The function will, finally, print out the results by simply printing the latitude/longitud values we passed on to it (captured in the "lat" and "lon" variables of the function) and the actual datapoint for "max_temp". To get to the "max_temp" value we need to index into the original dataset (remember we captured all the range of values inside the **maxtemp** variable) and pass in the *time, lat, lon* indices. This is what we do when we write `maxtemp[t][detailed_lat][detailed_lon]`

The complete function follows:

In [None]:
lat_range = np.arange(39,44,0.05)
lon_range = np.arange(143,150,0.05)
t = np.arange(0,365,1)

def get_cdf_values(t,lat,lon):
    detailed_lat = int((lat - 10)/ 0.05)
    detailed_lon = int((lon - 112)/ 0.05)
    print('time:', t, 'lat:', lat, 'lon:', lon, 'value:', maxtemp[t][detailed_lat][detailed_lon])
    

In [None]:
# If you want to get ALL values (uncomment the following lines) 
'''
for day in t:
    for lat in lat_range:
        for lon in lon_range:
            get_cdf_values(day,lat,lon)
'''

### Let's make a function that will accept two spatial variables (lat, long) and will return each value for all days (time datapoints)

In [None]:
lat_range = np.arange(39,44,0.05)
lon_range = np.arange(143,150,0.05)
t = np.arange(0,365,1)
jday = np.arange(1,366,1)

def get_cdf_values_bytime(lat,lon):
    detailed_lat = int((lat - 10) / 0.05)
    detailed_lon = int((lon - 112) / 0.05)
    #print(detailed_lat)
    #print(detailed_lon)
    values = []
    
    for day in t:
        val = maxtemp[day][detailed_lat][detailed_lon]
        val = round(val,1)
        values.append(val)
        
        #print('jday', jday, 'value', val)
    
    df = pd.DataFrame(values, columns=['Tmax'], index=jday)
    return df


In [None]:
int((116 - 112) / 0.05)
#int((80 * 0.05) + 112)

In [None]:
df2 = get_cdf_values_bytime(39.05,145.10)
df2.plot()

In [None]:
df2.to_csv('3905-14510.csv')

In [None]:
from collections import OrderedDict

real_lat_range = np.arange(39,44,0.05)
real_lon_range = np.arange(143,150,0.05)
slice_lon_range = [int((x - 112)/ 0.05) for x in real_lon_range]

t = np.arange(0,365,1)
jday = np.arange(1,366,1)

def get_values_FuckYeah_export_csv(t,lat):
    detailed_lat = int((lat - 10)/ 0.05)
    
    data_values = []
    lon_values = []
    
    for lon_slice in slice_lon_range:
        # let's retrieve the specific data value first
        val = maxtemp[t][detailed_lat][lon_slice]

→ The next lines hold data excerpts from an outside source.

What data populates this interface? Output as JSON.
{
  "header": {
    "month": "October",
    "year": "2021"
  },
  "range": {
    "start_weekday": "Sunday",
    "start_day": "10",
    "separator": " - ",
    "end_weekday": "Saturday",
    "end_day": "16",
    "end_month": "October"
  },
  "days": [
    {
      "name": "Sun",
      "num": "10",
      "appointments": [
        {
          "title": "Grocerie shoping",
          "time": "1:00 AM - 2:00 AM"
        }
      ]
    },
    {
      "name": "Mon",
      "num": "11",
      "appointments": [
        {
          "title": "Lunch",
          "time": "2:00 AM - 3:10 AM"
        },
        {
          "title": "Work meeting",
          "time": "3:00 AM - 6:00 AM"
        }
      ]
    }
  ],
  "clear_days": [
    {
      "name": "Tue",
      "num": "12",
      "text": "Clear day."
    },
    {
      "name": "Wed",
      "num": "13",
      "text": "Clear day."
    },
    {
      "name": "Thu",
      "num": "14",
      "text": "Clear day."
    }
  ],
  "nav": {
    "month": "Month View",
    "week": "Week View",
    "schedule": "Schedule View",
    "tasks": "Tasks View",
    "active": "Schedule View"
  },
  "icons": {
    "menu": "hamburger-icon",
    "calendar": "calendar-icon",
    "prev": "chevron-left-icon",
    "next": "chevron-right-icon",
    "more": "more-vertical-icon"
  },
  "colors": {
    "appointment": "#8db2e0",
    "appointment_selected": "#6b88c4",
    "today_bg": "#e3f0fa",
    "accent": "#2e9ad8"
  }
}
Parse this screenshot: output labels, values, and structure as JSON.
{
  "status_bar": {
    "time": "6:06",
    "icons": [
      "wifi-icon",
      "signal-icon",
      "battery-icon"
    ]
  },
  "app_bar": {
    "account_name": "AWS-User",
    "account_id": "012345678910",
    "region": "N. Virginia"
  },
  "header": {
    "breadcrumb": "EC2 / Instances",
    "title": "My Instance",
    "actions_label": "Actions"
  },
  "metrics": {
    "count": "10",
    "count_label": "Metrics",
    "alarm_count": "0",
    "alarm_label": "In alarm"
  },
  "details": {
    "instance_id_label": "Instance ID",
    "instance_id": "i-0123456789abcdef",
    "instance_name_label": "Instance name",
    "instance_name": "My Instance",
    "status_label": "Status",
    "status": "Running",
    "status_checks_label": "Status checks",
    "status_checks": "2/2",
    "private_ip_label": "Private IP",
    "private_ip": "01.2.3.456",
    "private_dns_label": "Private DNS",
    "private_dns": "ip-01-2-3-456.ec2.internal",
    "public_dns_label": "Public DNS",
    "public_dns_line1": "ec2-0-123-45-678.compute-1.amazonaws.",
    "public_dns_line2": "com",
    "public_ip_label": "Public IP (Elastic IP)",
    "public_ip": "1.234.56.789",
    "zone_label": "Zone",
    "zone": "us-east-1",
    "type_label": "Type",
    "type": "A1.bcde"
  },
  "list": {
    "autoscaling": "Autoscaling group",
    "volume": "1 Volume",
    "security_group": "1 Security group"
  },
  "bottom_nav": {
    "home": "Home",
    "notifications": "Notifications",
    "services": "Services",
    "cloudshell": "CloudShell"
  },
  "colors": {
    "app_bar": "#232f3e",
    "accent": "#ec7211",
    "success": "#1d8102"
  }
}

        if type(val) is not numpy.ma.core.MaskedConstant:
            val = round(val,1)
            # if the value is NOT "masked" then we have actually a value
            # and we will append it to the data_values list
            data_values.append(val)
            
        else:
            # if the value is "masked" then it's non-existent
            # and we will append a "None" instead of a real value
            data_values.append(None)
        
        # let's now append the "real longitude" value for this loop iteration
        #detailed_lon = int((lon - 112)/ 0.05)
        #real_lon = int((lon_slice * 0.05) + 112)
        #print(real_lon)
        #lon_values.append(real_lon)

    # we need to get the total amount of values collected
    total_values = len(data_values)
    
    # let's now create a numpy array containing the "latitude" value
    # we are pivoting off in this loop iteration. The same value
    # should be repeated as many times as "lon" values there are (841)
    lat_values = np.full(total_values, lat)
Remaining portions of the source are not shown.